90MB/s is about right for a HDD if you had a SSD in there you could probably get higher speeds. 90MB/s is also faster than what USB 2.0 can achieve which is usually around 30-35MB/s. So the seagate drive you are using is the limiter in this case. Although you should see speeds between 80-130MB/s on sequential loads with that drive although the USB controller can cause overhead which will result in slower speeds.
 


So your saying that even though its says GB/s. I won't get that and 100ish MB/s is as fast as its going to get, unless I have a SSD?

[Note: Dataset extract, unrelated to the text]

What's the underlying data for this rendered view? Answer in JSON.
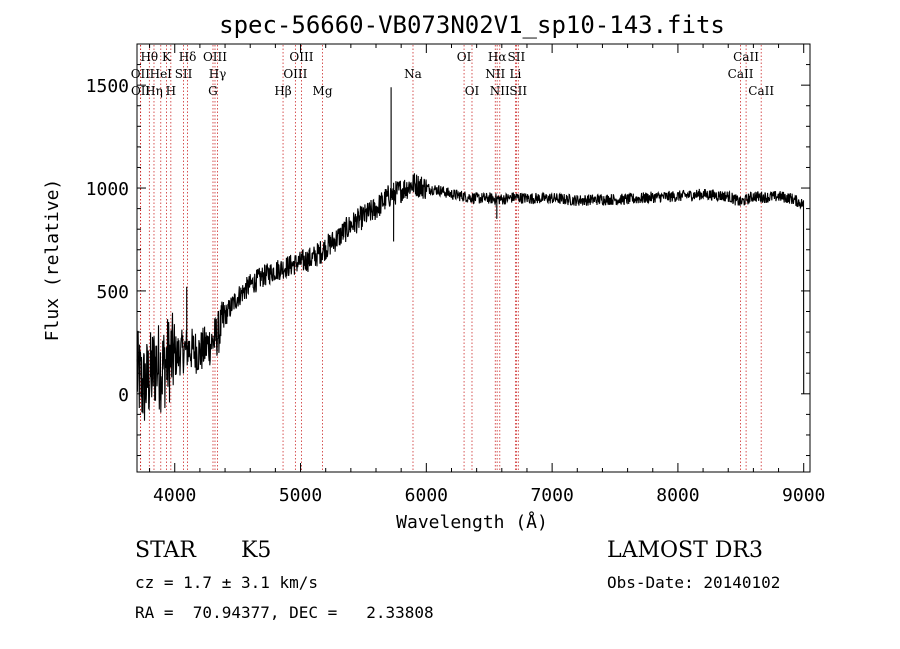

Another question: Does the transfer rate vary on the way im transferring the data? HDD to PC or PC to HDD?


I just did another transfer and it went around 50MB/s now.... Is there a way to prevent overhead?
 


1. It actually says Gb/s (bits not bytes there are 8bits to one byte so divide by 8 to get the actually maximum rate). In this case the 5Gbit/s will amount to about 625MB/s but overhead will probably give you about 500MB/s which is a little under the SATA III limit of 600MB/s.

2. Yes due to the mechanical nature of Harddrives depending on what is transferred and how it is being read the speed will vary. If there is a large need for seeking to different areas of the drive speed will decrease. (think of changing tracks on a CD but at high speed).

3. No not really the overhead is used to tell the drive what to do with the data. All transactions internet, USB, SATA etc have some form of overhead which is due to the commands to tell the device what to do with the data received (this is a bit simplistic in nature there is more to the overhead technically but I doubt you want to read the USB spec to find out everything that causes the data overhead).

 
Hmmm, I have to check about the enclosure and I tried a 2.0 port. It only went up to 40mb/s tops. So, the 3.0 is twice as fast sometimes. It usually goes 40-80mb/s on 3.0. I might just have to deal with it not being as fast as I had hoped.
 


I pulled up the specs for the enclosure. Does the enclosures really make that big of a difference if its supports 4TB or not?

Device interface - SATA
Dimensions (WxLxH) - 5.4 x 3.1 x 0.6 inches
(137.2 x 78.7 x 15.2 mm)
Host interface - USB 3.0 Micro B type
Power supply - USB power
Hard drives supported - 1 TB 2.5" SATA interface hard drive (max height
0.374 in [9.5 mm])
Operating temperature - Operating: 32~104°F (0~40°C)
Operating humidity - 20% to 80% non-condensing
Certification - FCC Class B, ICES-003
 


If the specs say that it only supports 1 TB drives, then that maybe all you can get. I wouldn't plan on any higher capacities.

You may want to check with their Tech Support. That 1 TB limit may be out of date. It may be that a driver update or some Windows setting can improve the results.

Yogi

 
I think Von listed the specs for the wrong enclosure that is for a notebook drive. And the first post lists a desktop HDD which obviously wouldn't fit not to mention the larger 2.5" drivers a 12.5mm thick not 9.5mm thick that the enclosure listed limits you to.
 




http://www.google.com/url?sa=t&rct=j&q=&esrc=s&source=web&cd=1&ved=0CB4QFjAA&url=http%3A%2F%2Fwww.insigniaproducts.com%2Fcms%2Fdocuments%2Fmanuals%2FNS-PCHD335_NS-PCHD335-C_Manual_EN.pdf&ei=3y4fVJOIG4KwyAT7y4KADw&usg=AFQjCNGxH5xzuAR4KlP2dhVclrFj9n6ITA&sig2=TLnW2DkJiNL3G0y_UtNG6w&bvm=bv.75775273,d.aWw

I pulled it right off of here.

The online manual could be wrong?
 


I'd say the manual is wrong. First time I'd ever seen the specifications not being correct inside a manual but OK... lol. If those specifications were correct the device would fit in your pocket and be powered via the USB port. That and if you look up from the specs you will see a question about 2TB hard drives lol. Well I can't say you can truthfully trust that document lol. But if your 4TB HDD is showing up with its full size in windows I'd say it is supported.
 


I guess the specs on that document are wrong o.o
I have 3.8 of 4TBs that are usable on the drive. It is faster than the normal 2.0
It varies from 40mb/s to 100mb/s depending on what it is im transferring.